It’s been a long day, and a quiet haven with decent beer is just the thing. I’m sitting now at Mad Dog’s. It is quiet in here right now, a couple of locals are playing pool, a few more are sitting at the bar, and I’m across the room in one of the booths. There are televisions, but the big ones are turned off due to lack of sports, and the small ones are quiet enough to be avoidable. I am drinking Black Dog Ale, which has a nice balance between hops and malt. It is also quite reasonably priced. There are paper towel dispensers on the tables, an indication that ribs are on the menu. There is a very big Iguana in an enclosure, and he’s territorial. I looked in on him and he immediately began to go into the old head-bobbing, throat-flap-showing, weird-disk-throat-things (ears?) flashing routine. The dude’s got to be five feet long.
Behind the bar is a pitcher to hold donations for Biker Bob. To meet his expenses. I asked, and Bob’s dead now. Pancreatic cancer. The locals lost a bit of color recently. I wonder how long that pitcher will be there. Could you take it down? Will you rate a pitcher?
As I write this, I am pausing periodically to take a deep breath. Air in, stress out. Prolonged adrenaline shock. It all started in Holbrook, where I had planned to stop so I could assault the pass in Flagstaff after the storm passed. That was going to leave a long, long drive tomorrow, and then I heard the weather guy say that things were going to be no better in the morning, and perhaps worse. I decided to forge ahead.
At first things went pretty well. The snow started coming down in big, fat, flakes, but there was enough traffic to keep the slow lane fairly clear. We all just slowed down to 40 mph and trundled on. At the flagstaff exit that leads to the hotels, things were going well enough that I decided to keep going.
The “things going well enough” lasted another mile. There I was in a long line of trucks keeping the slush churning so it wouldn’t freeze, then every damn one of them went south on I-17 toward Phoenix. Road conditions got suddenly, dramatically worse, and they stayed that way. To make matters worse, there was no place to pull over to put on chains. In Donner Pass chains are commonplace, but through Flagstaff no one had them, or, like me, they were unable to find a place to put them on. The next exit was a ways on, and after slipping and sliding down the road I reached the exit to find it unplowed and untracked. I decided not to guess just where the road was, and continued on down the freeway at a nerve-wracking 20 mph.
At one point traffic came to a stop as we worked past an accident. Despite the level ground the back wheels broke free when I tried to start moving again. Finally I put the car in 2nd gear and worked the clutch very, very gently and managed to creep forward again. After a couple of miles of barely moving, my clutch leg was wearing out.

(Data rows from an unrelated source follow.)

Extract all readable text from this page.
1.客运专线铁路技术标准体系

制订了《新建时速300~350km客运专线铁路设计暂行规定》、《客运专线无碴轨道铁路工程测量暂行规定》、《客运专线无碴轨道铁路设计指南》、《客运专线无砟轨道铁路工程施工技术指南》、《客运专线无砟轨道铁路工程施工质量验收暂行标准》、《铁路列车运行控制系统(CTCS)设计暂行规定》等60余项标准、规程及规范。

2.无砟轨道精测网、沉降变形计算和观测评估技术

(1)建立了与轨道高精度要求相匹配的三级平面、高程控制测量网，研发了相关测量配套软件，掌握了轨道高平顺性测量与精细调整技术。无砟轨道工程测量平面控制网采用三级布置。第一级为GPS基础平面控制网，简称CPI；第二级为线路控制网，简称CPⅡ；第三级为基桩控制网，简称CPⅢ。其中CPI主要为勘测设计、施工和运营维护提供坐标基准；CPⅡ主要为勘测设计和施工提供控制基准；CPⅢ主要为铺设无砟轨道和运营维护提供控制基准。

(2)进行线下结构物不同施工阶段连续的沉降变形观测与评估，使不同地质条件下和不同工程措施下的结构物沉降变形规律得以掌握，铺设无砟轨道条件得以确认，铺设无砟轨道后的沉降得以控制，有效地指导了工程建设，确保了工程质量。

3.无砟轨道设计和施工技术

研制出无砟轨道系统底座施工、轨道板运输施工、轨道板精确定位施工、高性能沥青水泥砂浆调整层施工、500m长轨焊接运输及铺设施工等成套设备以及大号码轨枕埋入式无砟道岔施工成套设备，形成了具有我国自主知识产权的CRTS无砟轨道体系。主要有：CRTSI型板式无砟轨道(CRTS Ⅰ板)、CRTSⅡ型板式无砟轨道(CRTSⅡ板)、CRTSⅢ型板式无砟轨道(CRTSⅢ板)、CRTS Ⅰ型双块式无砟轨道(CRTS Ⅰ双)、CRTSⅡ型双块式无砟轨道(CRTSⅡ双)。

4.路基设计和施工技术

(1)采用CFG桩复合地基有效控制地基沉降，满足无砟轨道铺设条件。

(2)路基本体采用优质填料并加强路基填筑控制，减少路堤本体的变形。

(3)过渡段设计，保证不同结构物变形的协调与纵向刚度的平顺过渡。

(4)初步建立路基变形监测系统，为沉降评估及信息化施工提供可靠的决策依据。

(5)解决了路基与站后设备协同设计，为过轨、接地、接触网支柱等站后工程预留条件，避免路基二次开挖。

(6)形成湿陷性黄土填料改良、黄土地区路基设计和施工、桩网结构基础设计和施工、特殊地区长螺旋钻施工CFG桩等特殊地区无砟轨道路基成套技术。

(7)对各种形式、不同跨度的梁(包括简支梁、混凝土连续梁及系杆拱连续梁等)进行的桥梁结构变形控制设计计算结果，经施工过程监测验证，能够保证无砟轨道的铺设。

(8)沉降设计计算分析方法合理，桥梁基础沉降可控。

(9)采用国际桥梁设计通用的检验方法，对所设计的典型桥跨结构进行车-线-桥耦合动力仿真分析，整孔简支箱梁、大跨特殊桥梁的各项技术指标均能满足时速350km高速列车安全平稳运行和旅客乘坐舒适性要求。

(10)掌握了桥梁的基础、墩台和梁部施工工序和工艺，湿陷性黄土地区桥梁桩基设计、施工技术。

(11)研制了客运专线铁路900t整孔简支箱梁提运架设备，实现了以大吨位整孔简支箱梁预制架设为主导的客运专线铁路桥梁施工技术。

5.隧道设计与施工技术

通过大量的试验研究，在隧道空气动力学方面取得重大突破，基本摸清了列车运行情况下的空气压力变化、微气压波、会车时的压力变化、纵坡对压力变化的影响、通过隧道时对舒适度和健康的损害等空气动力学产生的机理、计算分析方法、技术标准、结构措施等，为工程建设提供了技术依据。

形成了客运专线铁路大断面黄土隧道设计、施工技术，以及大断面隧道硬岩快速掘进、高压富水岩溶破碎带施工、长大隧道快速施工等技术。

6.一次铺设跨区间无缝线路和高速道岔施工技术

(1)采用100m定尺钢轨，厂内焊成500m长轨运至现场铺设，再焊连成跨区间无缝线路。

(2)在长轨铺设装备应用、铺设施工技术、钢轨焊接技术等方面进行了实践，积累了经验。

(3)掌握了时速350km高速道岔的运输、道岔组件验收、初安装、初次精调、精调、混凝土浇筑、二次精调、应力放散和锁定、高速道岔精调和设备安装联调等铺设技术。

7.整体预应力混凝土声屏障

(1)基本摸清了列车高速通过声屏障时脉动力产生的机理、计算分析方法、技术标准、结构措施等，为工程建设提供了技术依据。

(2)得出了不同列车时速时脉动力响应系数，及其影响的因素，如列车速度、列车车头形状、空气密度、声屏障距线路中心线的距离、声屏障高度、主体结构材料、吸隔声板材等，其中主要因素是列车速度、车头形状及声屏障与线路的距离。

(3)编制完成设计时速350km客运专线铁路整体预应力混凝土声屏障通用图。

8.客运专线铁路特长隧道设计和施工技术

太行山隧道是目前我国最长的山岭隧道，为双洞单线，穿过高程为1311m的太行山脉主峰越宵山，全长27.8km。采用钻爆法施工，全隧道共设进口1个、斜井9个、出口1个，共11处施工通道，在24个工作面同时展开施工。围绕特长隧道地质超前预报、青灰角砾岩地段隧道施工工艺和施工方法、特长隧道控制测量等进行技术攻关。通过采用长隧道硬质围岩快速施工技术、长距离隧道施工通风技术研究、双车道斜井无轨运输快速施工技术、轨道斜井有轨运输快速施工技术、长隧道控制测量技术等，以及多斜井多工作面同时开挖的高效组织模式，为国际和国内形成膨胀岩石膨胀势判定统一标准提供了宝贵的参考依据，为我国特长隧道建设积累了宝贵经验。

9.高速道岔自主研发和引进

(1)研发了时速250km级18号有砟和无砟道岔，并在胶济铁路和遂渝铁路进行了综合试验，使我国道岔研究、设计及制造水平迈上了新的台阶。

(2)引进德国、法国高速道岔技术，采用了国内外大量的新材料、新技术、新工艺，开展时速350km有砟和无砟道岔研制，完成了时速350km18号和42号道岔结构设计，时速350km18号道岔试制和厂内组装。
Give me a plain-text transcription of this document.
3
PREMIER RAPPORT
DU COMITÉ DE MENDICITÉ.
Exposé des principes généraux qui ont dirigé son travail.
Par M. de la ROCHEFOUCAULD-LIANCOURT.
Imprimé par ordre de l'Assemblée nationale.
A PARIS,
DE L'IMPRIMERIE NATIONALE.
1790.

My old ice-driving skills slowly came back to me, and things were going smoother, but there were accidents everywhere. On truck had a trailer folded in a big ‘V’, with boxes strewn about, interspersed with what looked like loaves of bread. There were plenty of solo spinouts as well. Traffic crept on, and in the distance I saw another truck off to the side of the road, next to a structure I couldn’t make out. As I got closer I realized that I was looking at the underside of a horse trailer that had tipped over. Holy crap. As I passed I saw the two horses standing off to the side, but that must have been a pretty traumatic time getting them out of the tipped-over trailer. I hope they weren’t hurt.
Not long after that a truck passed me. It was a flatbed trailer carrying steel, and as it pulled up next to me it hit the brakes. I could just imagine the trailer skidding to the side and swatting me off the road like a fly. I started making emergency contingency plans. Nothing happened. We all continued our creep over the divide and gradually down the other side.
After a while tires started making the splashy hiss of water, but it was a long time before anyone on the road summoned the courage to speed up. The collective trauma of the pass still held us all, and it wasn’t until many miles later that traffic gradually picked up speed again. That was fine with me. Snow turned to rain as darkness fell, Half the traffic sped up while the other half continued to creep along, adding one last threat before I saw the lights of Kingman and said, “No mas.”
The girl at the hotel desk pointed me to Mad Dog’s, an easy walk, and it was the right choice. The juke box is playing now, and the tunes are pretty good (at this moment Jimi Hendrix is playing “The Wind Cries Mary”), and loud enough to be worthwhile.
One more deep breath, one more beer. It’s OK now.